The Fed said that despite reports employers are having difficulty finding qualified workers, “hiring has continued apace,” and wage gains have been moderate. “Serious labor shortages would probably bring about larger increases” in wages “than have been observed thus far.”

Financial Vulnerabilities

Overall financial vulnerabilities “remain moderate on balance,” according to the report. “Valuation pressures continue to be elevated across a range of asset classes.”

There are signs that “nonbank financial leverage has been increasing in some areas,” the report said, such as credit to stock investors such as hedge funds.

Other hot spots included “increasing valuation pressures” in commercial real estate. Risks associated with maturity transformation “continue to be low,” the report said. The report noted that the asset-backed securities markets saw new types of asset pools, such as mobile phone leases and aircraft leases.

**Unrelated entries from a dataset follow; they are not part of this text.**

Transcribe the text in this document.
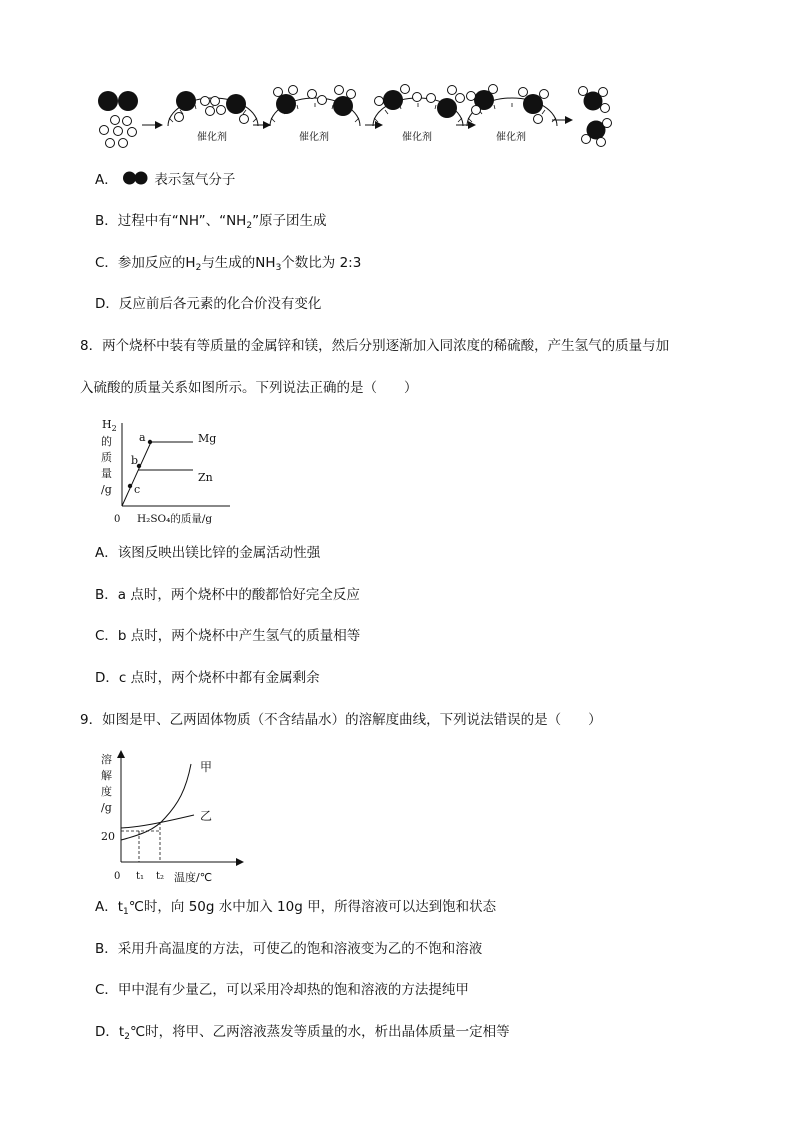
催化剂	催化剂	催化剂	催化剂
A．	表示氢气分子
B．过程中有“NH”、“$NH_2$”原子团生成
C．参加反应的$H_2$与生成的$NH_3$个数比为 2:3
D．反应前后各元素的化合价没有变化
8．两个烧杯中装有等质量的金属锌和镁，然后分别逐渐加入同浓度的稀硫酸，产生氢气的质量与加
入硫酸的质量关系如图所示。下列说法正确的是（　　）
$H_2$
的
质
量
/g
0 H₂SO₄的质量/g
a
b
c
Mg
Zn
A．该图反映出镁比锌的金属活动性强
B．a 点时，两个烧杯中的酸都恰好完全反应
C．b 点时，两个烧杯中产生氢气的质量相等
D．c 点时，两个烧杯中都有金属剩余
9．如图是甲、乙两固体物质（不含结晶水）的溶解度曲线，下列说法错误的是（　　）
溶
解
度
/g
20
0 t₁ t₂ 温度/℃
甲
乙
A．$t_1℃$时，向 50g 水中加入 10g 甲，所得溶液可以达到饱和状态
B．采用升高温度的方法，可使乙的饱和溶液变为乙的不饱和溶液
C．甲中混有少量乙，可以采用冷却热的饱和溶液的方法提纯甲
D．$t_2℃$时，将甲、乙两溶液蒸发等质量的水，析出晶体质量一定相等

Financial-market volatility has surged since policy makers met in January, and financial conditions have tightened. Yields on 10-year government bonds are around four-year highs at 2.88 percent as of Friday morning, while the Standard and Poor’s 500 Index is up 1.9 percent for the year after slipping from last month’s record high.

The discussion on inflation noted that the rate of price changes was low across advanced economies. The report suggested that the rate of unemployment that exerts neither upward nor downward pressure on inflation could be lower than economists estimate. Inflation expectations could also be lower than indicators suggest, the report said.